Artist and former UNLV professor Stephen Hendee leaves for the Maryland Institute College of Art to teach 3D studies and contemporary practice in MICA's Foundation's Department, beginning Aug. 1.
The news is bittersweet for many in the community where Hendee and his wife, artist Catherine Borg, have been so influential.
Hendee was hired at UNLV in August 2004 to develop its 3D Foundations and Design Program. The couple immersed themselves in the Las Vegas art community, exhibiting their own work or participating in projects and curating exhibits. Their work in galleries and museums in other cities helped give Las Vegas a voice in the larger art world. Hendee's “Monument to Simulacrum” (stainless steel, 12 feet high and 9 feet in diameter), located in Centennial Plaza next to the Fifth Street School, was recognized by Art in America magazine as one of 2007's best public art projects.

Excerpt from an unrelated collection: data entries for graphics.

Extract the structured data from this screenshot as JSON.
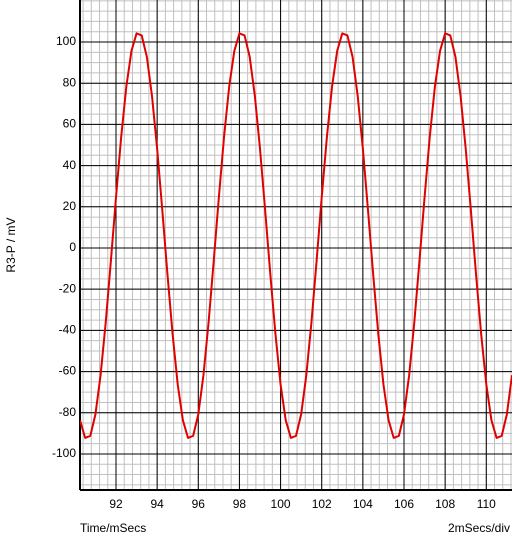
{
  "chart_data": {
    "type": "line",
    "xlabel": "Time/mSecs",
    "ylabel": "R3-P / mV",
    "annotation": "2mSecs/div",
    "xlim": [
      90.25,
      111.25
    ],
    "xticks": [
      92,
      94,
      96,
      98,
      100,
      102,
      104,
      106,
      108,
      110
    ],
    "ylim": [
      -117.5,
      120.4
    ],
    "yticks": [
      -100,
      -80,
      -60,
      -40,
      -20,
      0,
      20,
      40,
      60,
      80,
      100
    ],
    "grid": true,
    "x": [
      90.25,
      90.5,
      90.75,
      91,
      91.25,
      91.5,
      91.75,
      92,
      92.25,
      92.5,
      92.75,
      93,
      93.25,
      93.5,
      93.75,
      94,
      94.25,
      94.5,
      94.75,
      95,
      95.25,
      95.5,
      95.75,
      96,
      96.25,
      96.5,
      96.75,
      97,
      97.25,
      97.5,
      97.75,
      98,
      98.25,
      98.5,
      98.75,
      99,
      99.25,
      99.5,
      99.75,
      100,
      100.25,
      100.5,
      100.75,
      101,
      101.25,
      101.5,
      101.75,
      102,
      102.25,
      102.5,
      102.75,
      103,
      103.25,
      103.5,
      103.75,
      104,
      104.25,
      104.5,
      104.75,
      105,
      105.25,
      105.5,
      105.75,
      106,
      106.25,
      106.5,
      106.75,
      107,
      107.25,
      107.5,
      107.75,
      108,
      108.25,
      108.5,
      108.75,
      109,
      109.25,
      109.5,
      109.75,
      110,
      110.25,
      110.5,
      110.75,
      111,
      111.25
    ],
    "series": [
      {
        "name": "R3-P",
        "color": "#e00000",
        "values": [
          -83.6,
          -92.2,
          -91.2,
          -80.8,
          -61.8,
          -36.2,
          -6.4,
          24.6,
          53.7,
          78.2,
          95.6,
          104.2,
          103.2,
          92.8,
          73.8,
          48.2,
          18.4,
          -12.6,
          -41.7,
          -66.2,
          -83.6,
          -92.2,
          -91.2,
          -80.8,
          -61.8,
          -36.2,
          -6.4,
          24.6,
          53.7,
          78.2,
          95.6,
          104.2,
          103.2,
          92.8,
          73.8,
          48.2,
          18.4,
          -12.6,
          -41.7,
          -66.2,
          -83.6,
          -92.2,
          -91.2,
          -80.8,
          -61.8,
          -36.2,
          -6.4,
          24.6,
          53.7,
          78.2,
          95.6,
          104.2,
          103.2,
          92.8,
          73.8,
          48.2,
          18.4,
          -12.6,
          -41.7,
          -66.2,
          -83.6,
          -92.2,
          -91.2,
          -80.8,
          -61.8,
          -36.2,
          -6.4,
          24.6,
          53.7,
          78.2,
          95.6,
          104.2,
          103.2,
          92.8,
          73.8,
          48.2,
          18.4,
          -12.6,
          -41.7,
          -66.2,
          -83.6,
          -92.2,
          -91.2,
          -80.8,
          -61.8
        ]
      }
    ]
  }
}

“They did so much for this town, even behind the scenes. I’m worried to see what happens when you take them out of the equation,” says artist and preparator JW Caldwell, whose sentiment is shared by community leaders, artists, former UNLV students and professors, many of whom sent written arguments and pleas to provost Michael Bowers. Additionally, tenured professors Aya Louisa McDonald and Helga Watkins filed letters alleging that the art department’s denial of tenure to Hendee last year was the result of a flawed, secretive and biased effort led by recently retired department chair Mark Burns.

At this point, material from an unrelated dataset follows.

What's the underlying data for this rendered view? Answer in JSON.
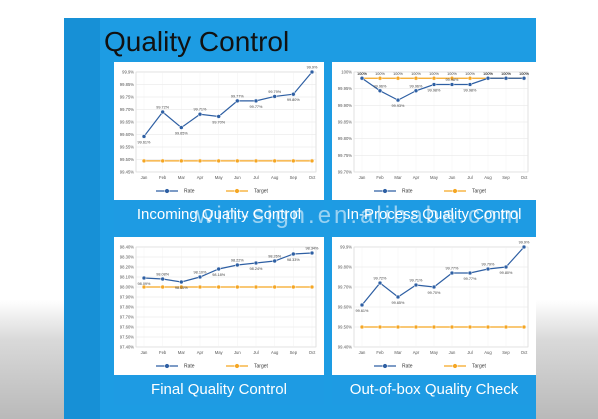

Former students and colleagues have said that Hendee's departure is a huge loss for UNLV’s Department of Art.
“He’s a great teacher and a good mentor,” says New York City artist Yo Fukui, who received his MFA from UNLV in 2005. “He’s the best teacher I had at UNLV. He helped me think more professionally, took me to a different level and changed how I think about art. I’m still following it.”